Imagine two experimentalists, Alice and Bob, situated in their laboratories. Alice chooses and pushes one of two buttons, A0 and A1, on her apparatus. Bob observes on his apparatus one of two indicating lamps, b0 and b1, lighting. The four combinations are logically possible: (A0,b0), (A0,b1), (A1,b0) and (A1,b1).

It may happen that only two combinations, (A0,b0) and (A1,b1), occur in the experiment. Then one concludes that A has influence on B.

It may happen that all the four combinations occur with some (conditional) probabilities P(b0|A0), P(b1|A0) = 1 - P(b0|A0), P(b0|A1) and P(b1|A1) = 1 - P(b0|A1). If P(b0|A0) differs from P(b0|A1), one concludes that A has influence on B.

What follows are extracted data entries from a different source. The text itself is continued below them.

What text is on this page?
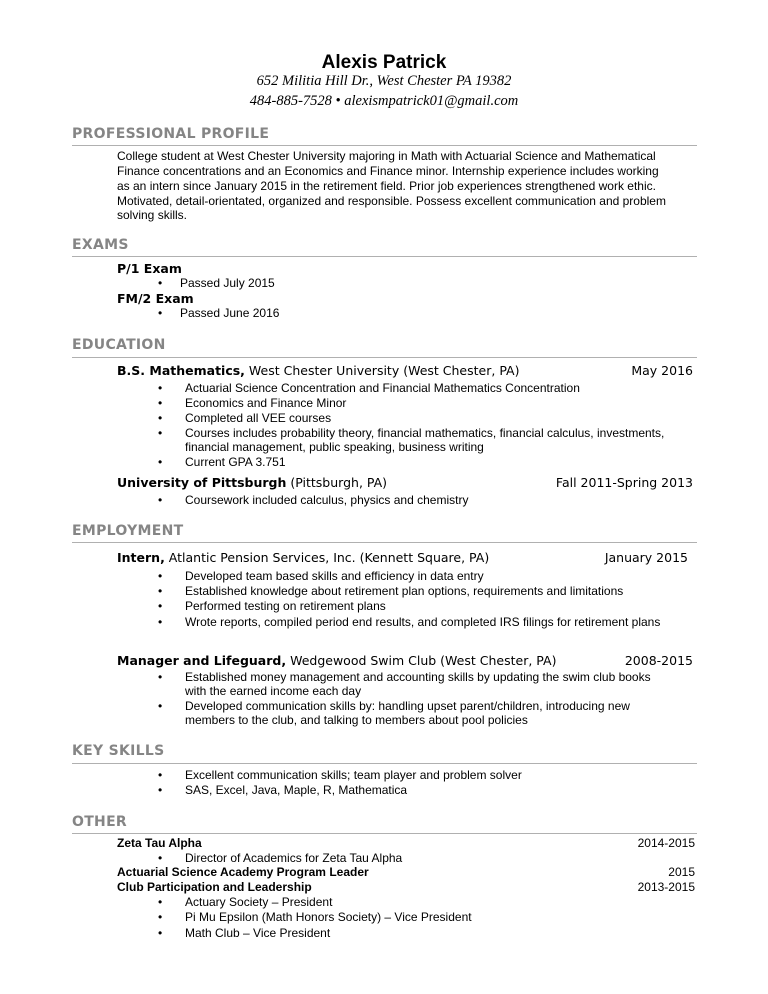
Alexis Patrick
652 Militia Hill Dr., West Chester PA 19382
484-885-7528 • alexismpatrick01@gmail.com
PROFESSIONAL PROFILE
College student at West Chester University majoring in Math with Actuarial Science and Mathematical
Finance concentrations and an Economics and Finance minor. Internship experience includes working
as an intern since January 2015 in the retirement field. Prior job experiences strengthened work ethic.
Motivated, detail-orientated, organized and responsible. Possess excellent communication and problem
solving skills.
EXAMS
P/1 Exam
• Passed July 2015
FM/2 Exam
• Passed June 2016
EDUCATION
B.S. Mathematics, West Chester University (West Chester, PA)	May 2016
• Actuarial Science Concentration and Financial Mathematics Concentration
• Economics and Finance Minor
• Completed all VEE courses
• Courses includes probability theory, financial mathematics, financial calculus, investments,
financial management, public speaking, business writing
• Current GPA 3.751
University of Pittsburgh (Pittsburgh, PA)	Fall 2011-Spring 2013
• Coursework included calculus, physics and chemistry
EMPLOYMENT
Intern, Atlantic Pension Services, Inc. (Kennett Square, PA)	January 2015
• Developed team based skills and efficiency in data entry
• Established knowledge about retirement plan options, requirements and limitations
• Performed testing on retirement plans
• Wrote reports, compiled period end results, and completed IRS filings for retirement plans
Manager and Lifeguard, Wedgewood Swim Club (West Chester, PA)	2008-2015
• Established money management and accounting skills by updating the swim club books
with the earned income each day
• Developed communication skills by: handling upset parent/children, introducing new
members to the club, and talking to members about pool policies
KEY SKILLS
• Excellent communication skills; team player and problem solver
• SAS, Excel, Java, Maple, R, Mathematica
OTHER
Zeta Tau Alpha	2014-2015
• Director of Academics for Zeta Tau Alpha
Actuarial Science Academy Program Leader	2015
Club Participation and Leadership	2013-2015
• Actuary Society – President
• Pi Mu Epsilon (Math Honors Society) – Vice President
• Math Club – Vice President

Here is a more complicated scenario: Alice pushes one of two buttons, A0 and A1; also Bob pushes one of two buttons, B0 and B1. Alice observes one of two outcomes, a0 and a1; also Bob observes one of two outcomes, b0 and b1. Logically, 16 combinations are possible:

\textstyle (AX, BY, ax, by)

where each of X,Y,x,y is 0 or 1. Imagine that only 8 combinations occur, with the following (conditional) probabilities:

 P( {ax,by}{|}{AX,BY} ) = 
\begin{cases}
\frac{1}{2}, & \mbox{if } x \oplus y = XY \\
0, & \mbox{otherwise}
\end{cases}

That is, the two outcomes are perfectly anticorrelated (either (a0,b1) or (a1,b0), equiprobably) when (A1,B1) is chosen. In the three other cases ((A0,B0), (A0,B1), (A1,B0)), the two outcomes are perfectly correlated (either (a0,b0) or (a1,b1), equiprobably).

Does it imply that some influence exists (A on B, or B on A), or not?

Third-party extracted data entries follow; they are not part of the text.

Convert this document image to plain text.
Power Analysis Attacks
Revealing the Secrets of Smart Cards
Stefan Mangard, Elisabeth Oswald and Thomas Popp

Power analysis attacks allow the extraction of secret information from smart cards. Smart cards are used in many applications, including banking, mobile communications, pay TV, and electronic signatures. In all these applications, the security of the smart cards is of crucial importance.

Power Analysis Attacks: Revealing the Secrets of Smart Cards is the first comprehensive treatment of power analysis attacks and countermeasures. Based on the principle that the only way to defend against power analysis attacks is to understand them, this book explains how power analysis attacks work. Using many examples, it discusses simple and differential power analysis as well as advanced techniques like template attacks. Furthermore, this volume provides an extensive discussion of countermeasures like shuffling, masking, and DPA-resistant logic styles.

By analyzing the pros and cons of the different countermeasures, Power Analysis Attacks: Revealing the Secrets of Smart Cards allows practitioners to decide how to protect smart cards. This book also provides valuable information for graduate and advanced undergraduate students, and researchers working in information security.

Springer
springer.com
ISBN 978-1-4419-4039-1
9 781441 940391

The question is important, since the answer depends on our fundamental assumptions about nature.

On one hand, Alice cannot send a message to Bob, using her buttons A0, A1 and his indicators a0, a1. (Nor Bob to Alice.) In this sense the answer is negative (influence need not exist).

On the other hand, no one is able to design apparata that behave as required, without using a kind of influence (A on B, or B on A). In this sense the answer is affirmative (some influence must exist).

Thorough logical analysis reveals that the affirmative answer follows from the assumptions of local realism and counterfactual definiteness.